Jetzt haben wir die Möglichkeit für die Zukunft, die kommenden Generationen die Grundlagen für erneuerbare, umweltfreundliche, dezentrale und gesellschaftsfreundliche und verantwortliche Energiepolitik zu legen.

Ein Jahr nach Fukushima blicken wir auf die heutigen Proteste am AKW Brokdorf und viele dezentrale Mahnwachen, Proteste und Demonstrationen.

Ich habe ein zwiegespaltenes Gefühl am Jahrestag von Fukushima. Einerseits ist es ein Tag der Trauer, des Gedenkens und des Mitgefühls, andererseits ist es auch ein Tag des Protests. Ein Protest gegen die Hinauszögerungstaktik der schwarz-gelben Bundesregierung. Ein Protest gegen die schwarz-gelbe Lobbypolitik und für den Atomausstieg.
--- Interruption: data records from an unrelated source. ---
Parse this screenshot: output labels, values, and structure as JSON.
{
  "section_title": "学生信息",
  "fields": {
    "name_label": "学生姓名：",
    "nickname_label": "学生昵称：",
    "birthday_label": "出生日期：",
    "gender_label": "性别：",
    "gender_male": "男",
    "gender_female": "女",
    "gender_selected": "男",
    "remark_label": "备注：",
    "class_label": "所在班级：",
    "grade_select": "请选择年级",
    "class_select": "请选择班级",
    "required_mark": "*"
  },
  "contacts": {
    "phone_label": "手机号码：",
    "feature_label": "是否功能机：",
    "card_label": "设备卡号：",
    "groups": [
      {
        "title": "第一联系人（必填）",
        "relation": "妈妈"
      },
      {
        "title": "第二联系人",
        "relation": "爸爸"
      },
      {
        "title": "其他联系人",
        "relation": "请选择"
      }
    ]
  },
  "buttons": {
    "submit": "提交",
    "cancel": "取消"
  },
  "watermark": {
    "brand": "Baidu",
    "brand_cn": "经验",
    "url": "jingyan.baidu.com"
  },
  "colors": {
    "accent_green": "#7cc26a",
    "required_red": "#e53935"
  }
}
Die Bundesregierung durchlebte einen solch drastischen Sinneswandel im vergangenen Jahr, dass der plötzliche Atomausstieg im Gegensatz zur Aufschiebetechnik bei der Frage der Endlager-Suche steht. Wir müssen auch weiterhin den Atomausstieg fordern. Wir müssen jedoch auch den Opfern, Betroffenen und Hinterbliebenen der Katastrophe in Fukushima gedenken und uns bewusst sein, dass ein Jahr danach noch keine Rückkehr zur Normalität möglich ist.

Ich fordere, dass der Gedenktag nicht nur für die lauten Proteste gegen die AKW-Lobby und für den sofortigen Atomausstieg instrumentalisiert wird, sondern auch daran gedacht wird, mit welchen persönlichen, menschlichen Verlusten, Schicksalen und erschreckenden Geschehnissen diese Katastrophe einher ging.

Diese Katastrophe soll uns ein Mahnmal sein. Ich fordere, dass die Forschung und Entwicklung im Bereich der erneuerbaren Energien langfristig und nachhaltig vorangetrieben wird, so dass die Schließung aller AKWs möglich wird.

Als Zeichen gegen die schwarz-gelbe Lobbypolitik und für den Atomausstieg rufen die Jusos Schleswig-Holstein dazu auf, sich am Sonntag an den bundesweiten Demonstrationen für ein endgültiges Aus der Atomkraft zu beteiligen!